THE LAST QUEEN OF THE EARTH
Written and Directed
by Mohammad Reza Arab
A simple yet powerful film about a young Afghani immigrant who works in a in Iran. As a US-led attack becomes...
When in doubt, blow stuff up. That’s a pretty good rule of thumb. Especially when the filmmaker is completely inept. The reason we have this thing at the Brooklyn film festival is that it’s exotic as hell and taking us into a different world is what film is all about. However bad acting, editing and dialogue doesn’t balance the positive values of seeing the alien out.
It’s somewhere in eastern Iran. Our hero is dreaming of his wife on the Afghan border and wonders what became of her. One of his supervisor confesses to withholding our hero’s letters from home in order that he would stay at the Henna grinding factory.
But the guy is forgiven and our hero sings a song. However, it turns out the date is 9/11/2001, and the World Trade Center has just been taken down. So he has to go.

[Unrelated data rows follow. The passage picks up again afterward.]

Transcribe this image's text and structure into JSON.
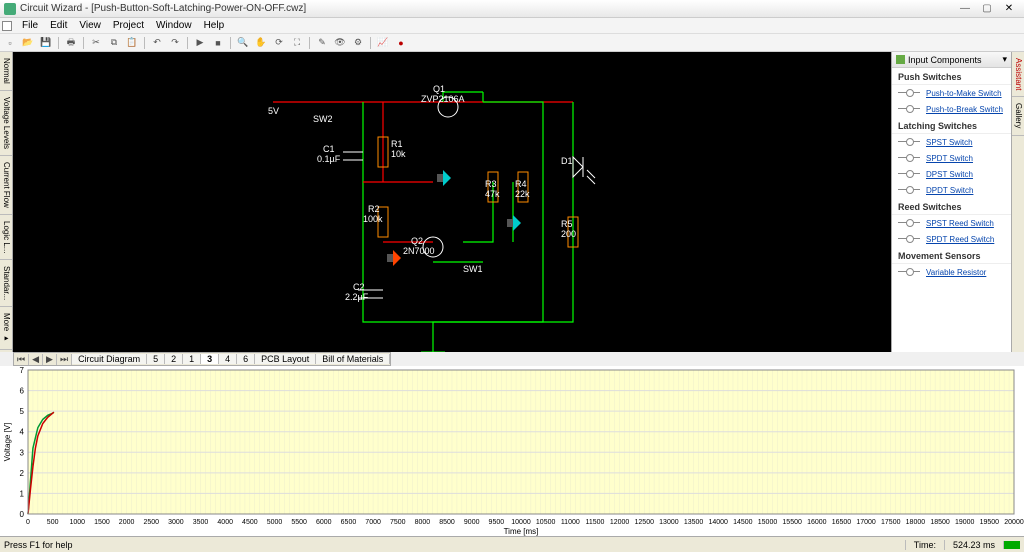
{
  "window": {
    "title": "Circuit Wizard - [Push-Button-Soft-Latching-Power-ON-OFF.cwz]"
  },
  "menu": [
    "File",
    "Edit",
    "View",
    "Project",
    "Window",
    "Help"
  ],
  "vert_tabs": [
    "Normal",
    "Voltage Levels",
    "Current Flow",
    "Logic L...",
    "Standar...",
    "More ▸"
  ],
  "right_tabs": [
    "Assistant",
    "Gallery"
  ],
  "side_panel": {
    "header": "Input Components",
    "groups": [
      {
        "title": "Push Switches",
        "items": [
          "Push-to-Make Switch",
          "Push-to-Break Switch"
        ]
      },
      {
        "title": "Latching Switches",
        "items": [
          "SPST Switch",
          "SPDT Switch",
          "DPST Switch",
          "DPDT Switch"
        ]
      },
      {
        "title": "Reed Switches",
        "items": [
          "SPST Reed Switch",
          "SPDT Reed Switch"
        ]
      },
      {
        "title": "Movement Sensors",
        "items": [
          "Variable Resistor"
        ]
      }
    ]
  },
  "tabs": {
    "items": [
      "Circuit Diagram",
      "5",
      "2",
      "1",
      "3",
      "4",
      "6",
      "PCB Layout",
      "Bill of Materials"
    ],
    "active": "3"
  },
  "circuit": {
    "supply": "5V",
    "sw2": "SW2",
    "sw1": "SW1",
    "q1_ref": "Q1",
    "q1_val": "ZVP2106A",
    "q2_ref": "Q2",
    "q2_val": "2N7000",
    "c1_ref": "C1",
    "c1_val": "0.1µF",
    "c2_ref": "C2",
    "c2_val": "2.2µF",
    "r1_ref": "R1",
    "r1_val": "10k",
    "r2_ref": "R2",
    "r2_val": "100k",
    "r3_ref": "R3",
    "r3_val": "47k",
    "r4_ref": "R4",
    "r4_val": "22k",
    "r5_ref": "R5",
    "r5_val": "200",
    "d1_ref": "D1"
  },
  "status": {
    "help": "Press F1 for help",
    "time_label": "Time:",
    "time_value": "524.23 ms"
  },
  "chart_data": {
    "type": "line",
    "title": "",
    "xlabel": "Time [ms]",
    "ylabel": "Voltage [V]",
    "xlim": [
      0,
      20000
    ],
    "ylim": [
      0,
      7
    ],
    "x_ticks": [
      0,
      500,
      1000,
      1500,
      2000,
      2500,
      3000,
      3500,
      4000,
      4500,
      5000,
      5500,
      6000,
      6500,
      7000,
      7500,
      8000,
      8500,
      9000,
      9500,
      10000,
      10500,
      11000,
      11500,
      12000,
      12500,
      13000,
      13500,
      14000,
      14500,
      15000,
      15500,
      16000,
      16500,
      17000,
      17500,
      18000,
      18500,
      19000,
      19500,
      20000
    ],
    "y_ticks": [
      0,
      1,
      2,
      3,
      4,
      5,
      6,
      7
    ],
    "series": [
      {
        "name": "trace-green",
        "color": "#009933",
        "x": [
          0,
          100,
          200,
          300,
          400,
          500,
          524
        ],
        "y": [
          0,
          3.2,
          4.2,
          4.6,
          4.8,
          4.9,
          4.95
        ]
      },
      {
        "name": "trace-red",
        "color": "#cc0000",
        "x": [
          0,
          50,
          100,
          150,
          200,
          300,
          400,
          500,
          524
        ],
        "y": [
          0,
          1.2,
          2.3,
          3.2,
          3.8,
          4.4,
          4.7,
          4.9,
          4.95
        ]
      }
    ]
  }
}
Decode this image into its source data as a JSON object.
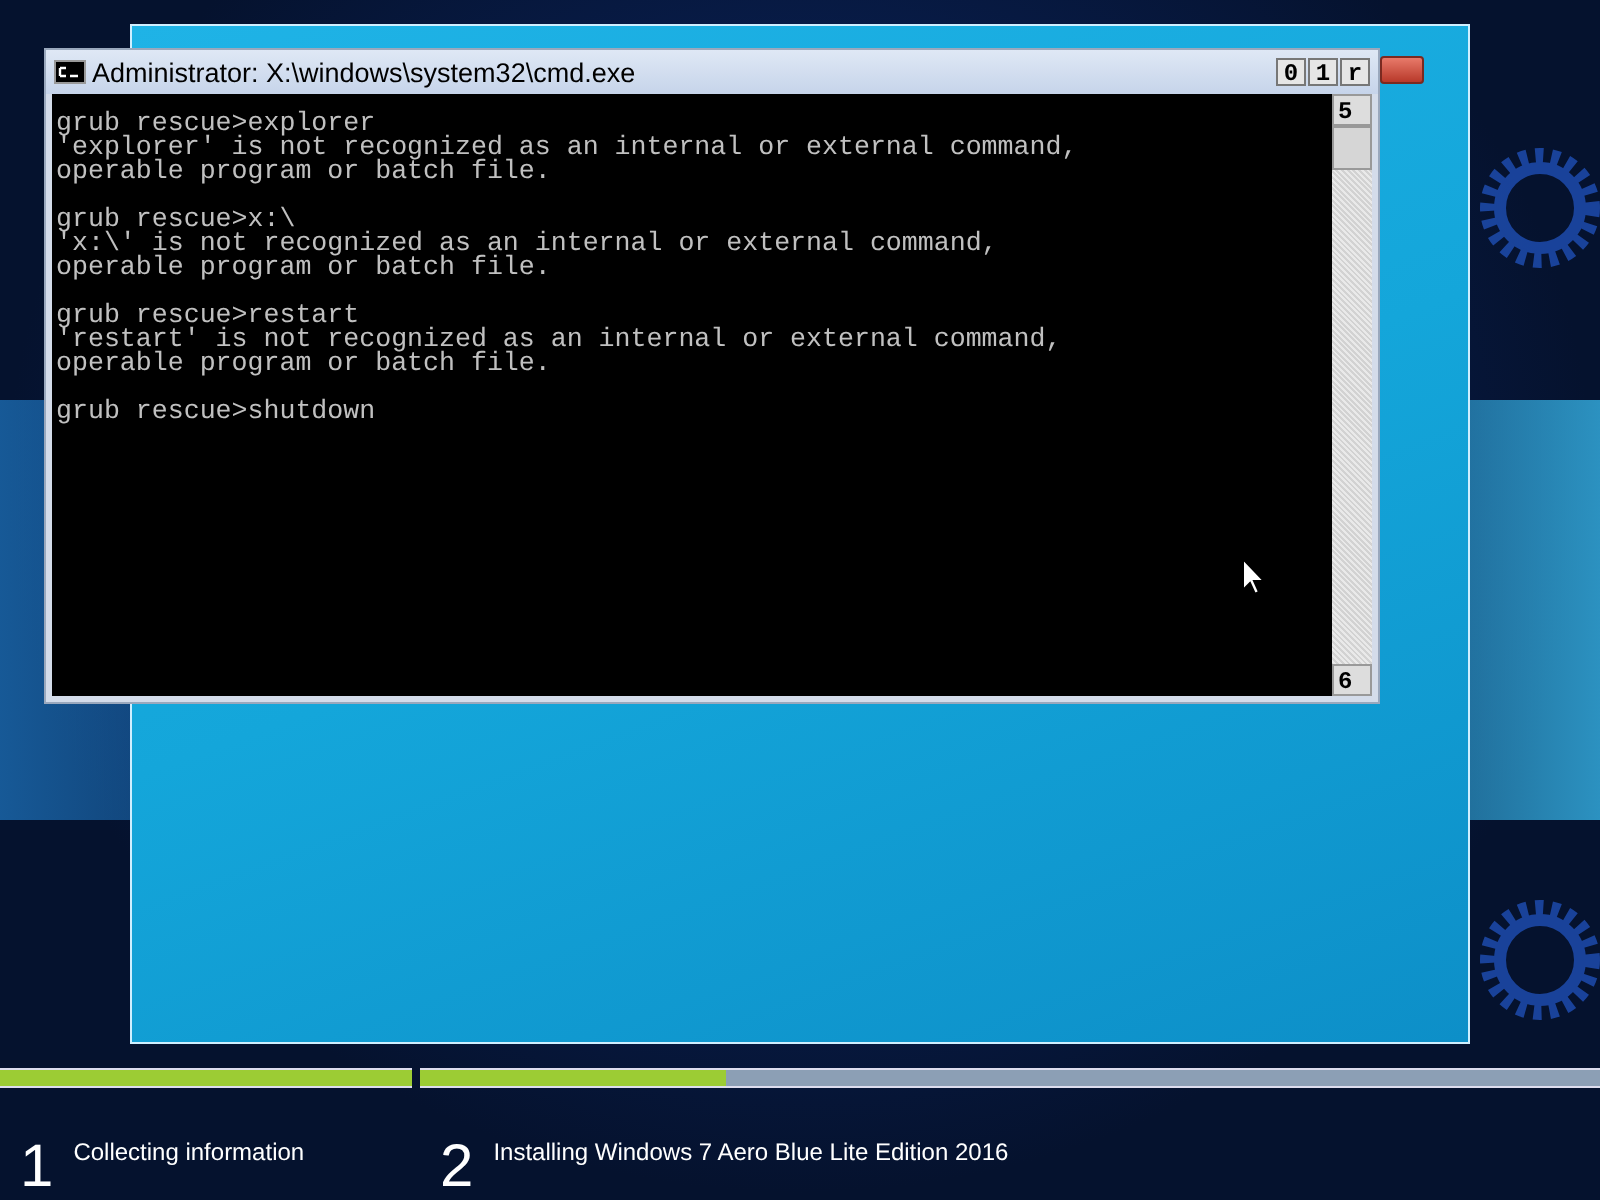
{
  "console_window": {
    "title": "Administrator: X:\\windows\\system32\\cmd.exe",
    "title_buttons": [
      "0",
      "1",
      "r"
    ],
    "scroll_up": "5",
    "scroll_down": "6",
    "sessions": [
      {
        "command": "grub rescue>explorer",
        "output": [
          "'explorer' is not recognized as an internal or external command,",
          "operable program or batch file."
        ]
      },
      {
        "command": "grub rescue>x:\\",
        "output": [
          "'x:\\' is not recognized as an internal or external command,",
          "operable program or batch file."
        ]
      },
      {
        "command": "grub rescue>restart",
        "output": [
          "'restart' is not recognized as an internal or external command,",
          "operable program or batch file."
        ]
      },
      {
        "command": "grub rescue>shutdown"
      }
    ]
  },
  "setup_steps": [
    {
      "number": "1",
      "label": "Collecting information",
      "level": 1
    },
    {
      "number": "2",
      "label": "Installing Windows 7 Aero Blue Lite Edition 2016",
      "level": 0.26
    }
  ]
}
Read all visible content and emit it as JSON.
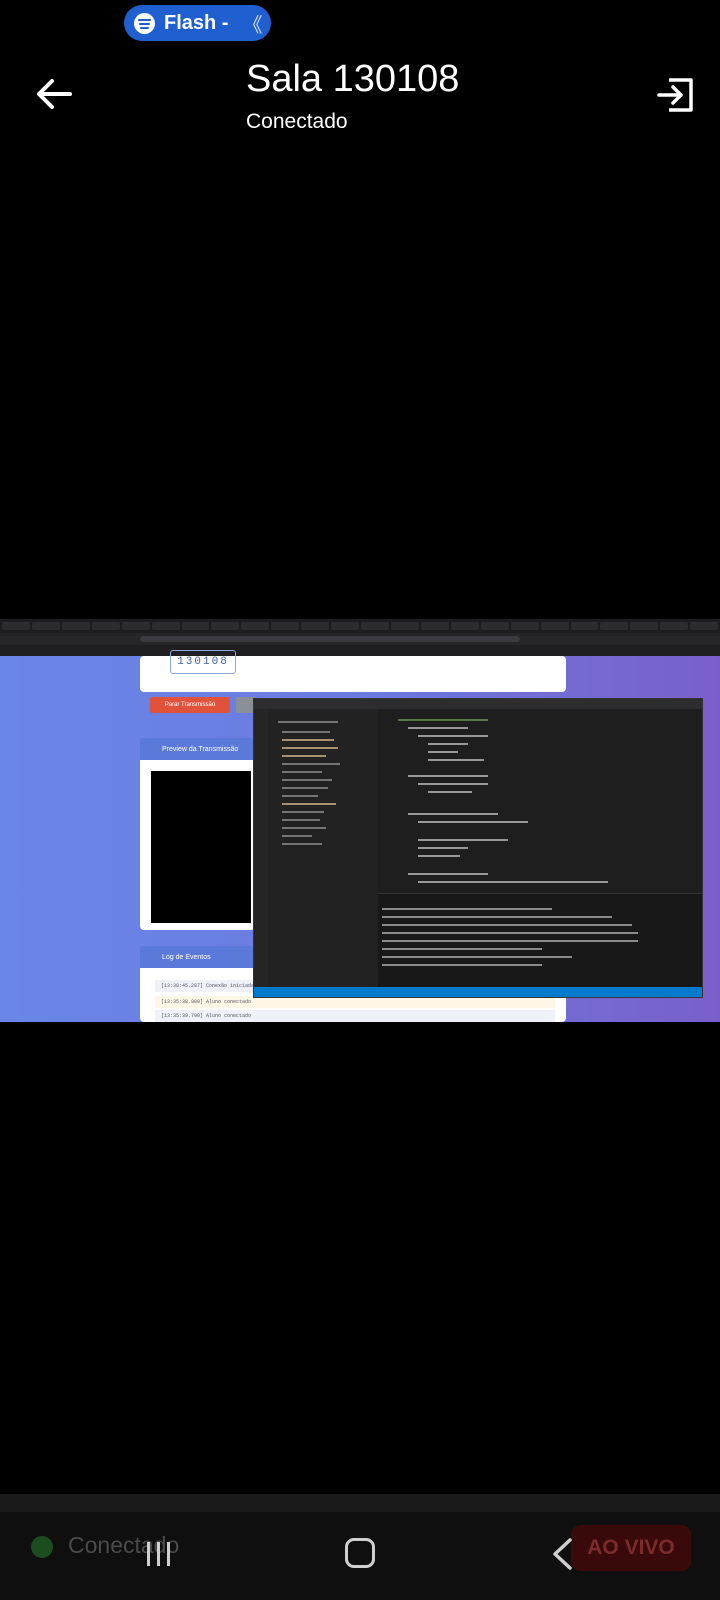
{
  "status_pill": {
    "label": "Flash -",
    "chevron": "《",
    "icon": "spotify-icon"
  },
  "header": {
    "title": "Sala 130108",
    "subtitle": "Conectado",
    "back_icon": "arrow-left-icon",
    "exit_icon": "exit-icon"
  },
  "shared_screen": {
    "room_code": "130108",
    "stop_button": "Parar Transmissão",
    "preview_title": "Preview da Transmissão",
    "log_title": "Log de Eventos",
    "log_lines": [
      "[13:38:45.287] Conexão iniciada",
      "[13:35:38.909] Aluno conectado",
      "[13:35:39.790] Aluno conectado"
    ]
  },
  "footer": {
    "connection_label": "Conectado",
    "live_button": "AO VIVO",
    "nav_recent_icon": "recent-apps-icon",
    "nav_home_icon": "home-icon",
    "nav_back_icon": "back-icon"
  },
  "colors": {
    "pill": "#1f5fd0",
    "live_button_bg": "#3a0a0a",
    "connection_dot": "#1b4d1f"
  }
}
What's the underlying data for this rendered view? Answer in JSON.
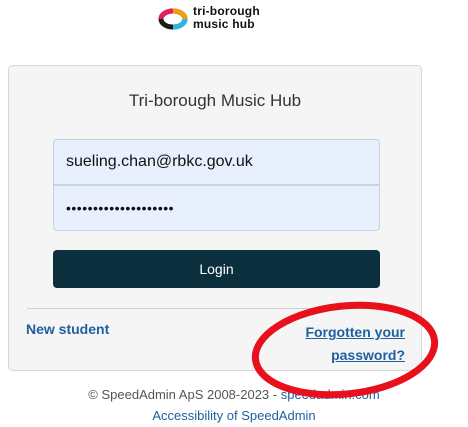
{
  "logo": {
    "line1": "tri-borough",
    "line2": "music hub"
  },
  "login": {
    "title": "Tri-borough Music Hub",
    "email_value": "sueling.chan@rbkc.gov.uk",
    "password_value": "••••••••••••••••••••",
    "button_label": "Login",
    "new_student_label": "New student",
    "forgot_label": "Forgotten your password?"
  },
  "footer": {
    "copyright_text": "© SpeedAdmin ApS 2008-2023 - ",
    "site_link": "speedadmin.com",
    "accessibility_link": "Accessibility of SpeedAdmin"
  },
  "colors": {
    "button": "#0c2f3d",
    "link": "#1f5fa0",
    "annotation": "#e8101a"
  }
}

Arab doesn’t have much of an imagination. Sure the guy gets robbed, but he gets help to find the robbers from some friendly thugs, who get the crap beaten out of them offstage, He crosses the border “illegally” and the Iranian police shoot a straggler. The Taliban arrests him, but one of them is a friend of his….
It’s all typical obsolete melodrama with lots of explosions. Lots of people die even though our hero is pretty much unscathed. The climax is really dumb, too. Fortunately nobody will ever see this again.